The group session on our daily timetable was the best time to tackle our group assignments. It was in the morning, so no one came to the meeting stressed. Logically, we agreed to use that period to tackle the third case.
We had been warned ahead that the case was calculation intensive. This is what I’ve been waiting for – a chance to flex my mental muscles.
I returned from my tea break and went straight to “the board room”, venue for our group meeting room. Some of my colleagues were in already trying to catch up with reading the case. So, I left to pick up my laptop from the lecture hall.
Upon entering the hall, my jaw dropped. A lecturer was waiting to start a session.

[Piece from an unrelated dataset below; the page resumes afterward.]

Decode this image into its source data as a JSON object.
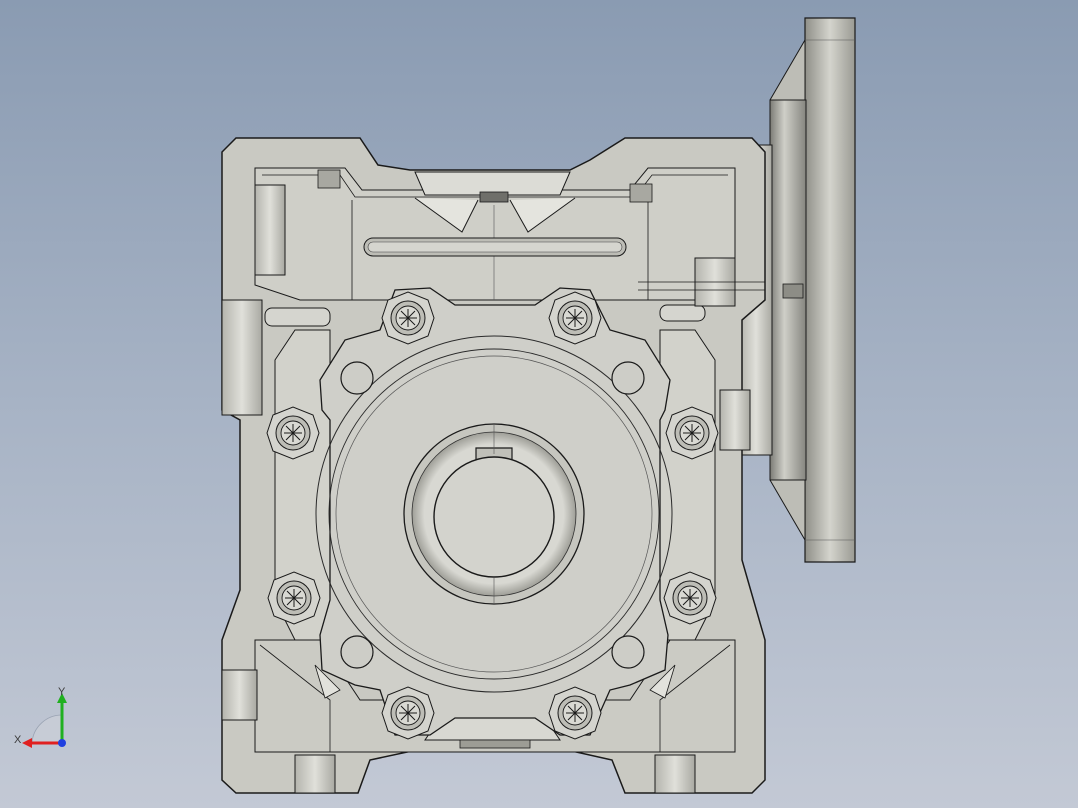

In confusion, I rushed to check the time table for the day on my laptop. It was not a mistake, we did not have a group session that day. I quickly settled down for class with disappointment.
The Quick and the Unprepared
Just before the class was due to start, I checked if anyone outside my group had attempted the calculations for the third case. Fortunately, someone had worked the calculations so we quickly went over it together. I asked some follow up questions but didn’t get satisfactory answers, so I proceeded to class.
For the first time in a long time, I felt unprepared going into class. I had a general overview of both cases that day but so did everyone. You have to read a case multiple times and analyze it to effectively participate in class. Well today was the day I was not going to participate effectively. Cold calling was normal in the class, so all I could do was sit and hope I was not called.
Fortunately, everything went according to plan. I was not alone on my level of preparation, especially in the quantitative part. Therefore, the class went on without any fanfare.
That night we had to put finishing touches to our group presentation. We scheduled our meeting for 8pm so we could have enough time to finish and submit before midnight.
We argued a lot as usual. Two hours into the meeting, people were still trying to draw us back to argue the objective.
By the third hour, I was convinced that the point I raised earlier about the quantitative analysis was required to complete the presentation. So our finance gurus got on it to try and fix that issue.
Time was almost up so we went ahead to conclude our presentation for submission to beat the deadline. By 12am we submitted our presentation as is, without the needed modifications and without a proper conclusion.
The following day, we got back to work on the presentation. Fortunately our finance gurus cracked the code and gave us a solution to the problem. Our program manager confirmed later that we were the first to submit our presentation. Imagine our disappointment. We eventually put all our thoughts together and modified the slide for presentation.
For the presentation, the facilitator selected our quantitative analyses lead randomly to speak on behalf of the group. He was ready. The presentation went well. The final additions paid off big. Minor modifications were required for our final submittal.